The Decentralization Theater
Every major L2 has “decentralized sequencer” somewhere on their roadmap:
- Base hit Stage 1 decentralization in April 2025 with permissionless fault proofs — but Stage 1 means nothing for sequencer decentralization. Coinbase still orders every transaction.
- Optimism talks about a “Superchain sequencer” with shared ordering, but there’s no concrete launch date.
- Arbitrum is shipping BoLD 2 for decentralized validation in Q2 2026 — but validation ≠ sequencing. The sequencer remains centralized.
- zkSync “promises” decentralized sequencing in 2026. Starknet’s full decentralization is “slated” for this year.
Notice a pattern? Validation gets decentralized (eventually). Sequencing never does. Because validation doesn’t threaten the revenue model. Sequencing is the revenue model.
Vitalik himself noted the slow pace of decentralization across L2s. But noting it and enforcing it are two very different things. As long as L2s are free to extract monopoly rents from sequencing, the economic incentive to keep that monopoly is overwhelming.
What Centralized Sequencing Actually Costs Users
This isn’t just a philosophical concern. Centralized sequencing means:
- Censorship risk: A single sequencer can delay, reorder, or exclude your transactions. Base has Coinbase’s compliance obligations — what happens when OFAC sanctions an address that has open DeFi positions on Base?
- MEV extraction: The sequencer sees every pending transaction before it’s ordered. Even if Coinbase claims they don’t extract MEV, there’s no way to verify this without decentralized ordering.
- Single point of failure: When Base’s sequencer went down in February 2025, the entire chain halted. No block production. No finality. One server, one chain.
- No credible neutrality: Coinbase operates a CEX, a custodian, a staking service, and now the dominant L2. The conflicts of interest are staggering.
The Based Rollup Alternative
The only architecturally honest solution I’ve seen is based rollups, where Ethereum L1 validators themselves sequence L2 transactions. This inherits Ethereum’s full decentralization — ~950,000 validators ordering your L2 transactions instead of one company.
The trade-off is real: based rollups have ~12 second latency tied to L1 block times, compared to 200ms-2s for dedicated sequencers. But Flashbots is already tackling this with Flashblocks, achieving 200ms block confirmations on Base and Unichain by streaming pre-confirmations within the sequencer’s slot.
The question isn’t technical feasibility. It’s whether any L2 will voluntarily sacrifice a 99.7% margin business to give users what they were promised.
My Take
I’ve traded through every market structure you can imagine — from NYSE specialist desks to dark pools to crypto CEXs. And I’ll tell you this: a market where one entity controls transaction ordering, has perfect information on pending order flow, and faces zero competitive pressure is not a market. It’s a monopoly extraction machine.

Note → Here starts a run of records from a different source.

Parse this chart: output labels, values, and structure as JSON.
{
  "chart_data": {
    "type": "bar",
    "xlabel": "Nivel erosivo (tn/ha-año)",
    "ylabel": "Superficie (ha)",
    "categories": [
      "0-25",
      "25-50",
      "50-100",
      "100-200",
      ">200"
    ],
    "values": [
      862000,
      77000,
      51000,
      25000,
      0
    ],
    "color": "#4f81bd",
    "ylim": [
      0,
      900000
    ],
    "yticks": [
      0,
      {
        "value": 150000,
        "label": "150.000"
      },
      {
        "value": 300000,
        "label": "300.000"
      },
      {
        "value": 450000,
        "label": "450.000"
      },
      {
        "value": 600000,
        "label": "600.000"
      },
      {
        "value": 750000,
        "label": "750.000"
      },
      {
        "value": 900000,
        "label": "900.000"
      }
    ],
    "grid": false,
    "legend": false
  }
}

The L2 ecosystem has roughly 18-24 months before the “we’re working on it” excuse expires completely. If sequencer decentralization hasn’t shipped by end of 2027, we’ll know the answer: the L2s never intended to decentralize the part that makes money.
Base is a great product. Coinbase is a legitimate company. But $75.4 million in monopoly sequencer revenue and a $321-to-$1 profit ratio isn’t a “staged rollout.” It’s a business model that depends on centralization.
What’s your read? Is staged decentralization a legitimate engineering approach, or is it just buying time to extract as much sequencer revenue as possible before the community forces the issue?